Comprendre les enjeux de l'agriculture

3.     Des facteurs ambivalents d’évolution

Le monde rural africain est entré depuis deux décennies dans une mutation sans précédent (Hugon, 2016 ; Jacquemot, 2016). De nouveaux processus de développement économiques mettent sous tension les rapports de genre dans les campagnes. Offrent-ils des opportunités d’autonomisation aux paysannes ?

Les conquêtes foncières et leurs limites

Diverses politiques foncières récentes tentent de remédier aux discriminations quant à l’accès à la terre. Elles comprennent des mesures législatives, agissant notamment sur le droit de propriété et les règles d’héritage, des mesures redistributives, notamment dans le cadre de réformes agraires et, dans certains cas, des mesures facilitant l’accès des femmes aux marchés fonciers.

De nombreux obstacles apparaissent dans leur mise en œuvre de ces réformes.
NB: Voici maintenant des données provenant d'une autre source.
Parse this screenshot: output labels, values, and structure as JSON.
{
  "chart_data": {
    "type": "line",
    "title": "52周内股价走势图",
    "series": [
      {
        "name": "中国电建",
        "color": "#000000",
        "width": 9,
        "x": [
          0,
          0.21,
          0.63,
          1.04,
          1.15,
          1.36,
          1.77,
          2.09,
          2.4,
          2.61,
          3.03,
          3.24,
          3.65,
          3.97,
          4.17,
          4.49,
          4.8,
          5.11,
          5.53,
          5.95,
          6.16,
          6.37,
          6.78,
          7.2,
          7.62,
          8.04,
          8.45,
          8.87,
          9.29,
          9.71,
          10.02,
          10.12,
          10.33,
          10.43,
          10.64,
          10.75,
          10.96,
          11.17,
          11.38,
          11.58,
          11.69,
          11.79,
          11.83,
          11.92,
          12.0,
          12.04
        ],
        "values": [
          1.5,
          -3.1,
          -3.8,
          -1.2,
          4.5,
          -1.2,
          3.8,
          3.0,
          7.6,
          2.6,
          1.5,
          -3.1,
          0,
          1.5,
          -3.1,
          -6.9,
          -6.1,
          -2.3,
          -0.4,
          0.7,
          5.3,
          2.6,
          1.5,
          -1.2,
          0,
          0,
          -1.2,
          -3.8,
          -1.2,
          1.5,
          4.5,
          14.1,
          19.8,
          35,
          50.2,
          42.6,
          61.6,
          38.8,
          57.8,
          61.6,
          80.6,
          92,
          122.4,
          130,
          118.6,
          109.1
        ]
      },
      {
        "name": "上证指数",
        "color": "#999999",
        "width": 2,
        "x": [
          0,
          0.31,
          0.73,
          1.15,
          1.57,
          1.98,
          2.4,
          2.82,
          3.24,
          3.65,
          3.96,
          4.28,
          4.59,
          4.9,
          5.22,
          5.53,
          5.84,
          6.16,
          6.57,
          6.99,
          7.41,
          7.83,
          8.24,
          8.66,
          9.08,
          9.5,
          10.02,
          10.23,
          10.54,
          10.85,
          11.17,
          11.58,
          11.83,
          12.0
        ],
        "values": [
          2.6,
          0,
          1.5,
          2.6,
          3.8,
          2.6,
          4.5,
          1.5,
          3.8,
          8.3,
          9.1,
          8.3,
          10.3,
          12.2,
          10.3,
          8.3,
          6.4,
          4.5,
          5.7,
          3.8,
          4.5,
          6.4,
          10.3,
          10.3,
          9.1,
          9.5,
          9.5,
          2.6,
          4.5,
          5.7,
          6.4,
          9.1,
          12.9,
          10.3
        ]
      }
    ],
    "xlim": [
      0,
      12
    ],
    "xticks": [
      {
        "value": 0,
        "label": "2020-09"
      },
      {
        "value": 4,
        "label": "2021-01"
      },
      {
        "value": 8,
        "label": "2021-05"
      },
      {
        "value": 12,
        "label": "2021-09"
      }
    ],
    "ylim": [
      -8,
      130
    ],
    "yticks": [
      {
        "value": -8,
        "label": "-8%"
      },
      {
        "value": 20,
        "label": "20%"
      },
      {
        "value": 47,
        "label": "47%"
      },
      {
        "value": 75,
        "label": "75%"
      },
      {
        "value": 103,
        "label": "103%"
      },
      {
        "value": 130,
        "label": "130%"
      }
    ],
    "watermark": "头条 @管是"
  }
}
En Afrique du Sud, où ils étaient une revendication centrale des populations noires durant la période postapartheid, des changements radicaux ont mis fin aux systèmes des réserves et des bantoustans fondés sur la ségrégation raciale. Mais la politique du Broad-Based Black Economic Empowerment (BBBEE) de discrimination positive s’est heurtée à l’opposition des autorités traditionnelles. La restitution des terres confisquées s’est avérée entériner les discriminations de genre ancrées dans les droits coutumiers, en particulier dans les zones rurales constituées en communautés traditionnelles. De surcroît, circonstance aggravante, la réforme postapartheid est restée peu connectée aux besoins du développement rural. La spoliation historique des terres a conduit la paysannerie bénéficiaire à mener des stratégies multiples fondées sur des va-et-vient entre ville et campagne, si bien que l’agriculture n’occupe qu’une très faible part dans les revenus des foyers : à peine 6 à 16 % des revenus dans les zones les plus profondément rurales.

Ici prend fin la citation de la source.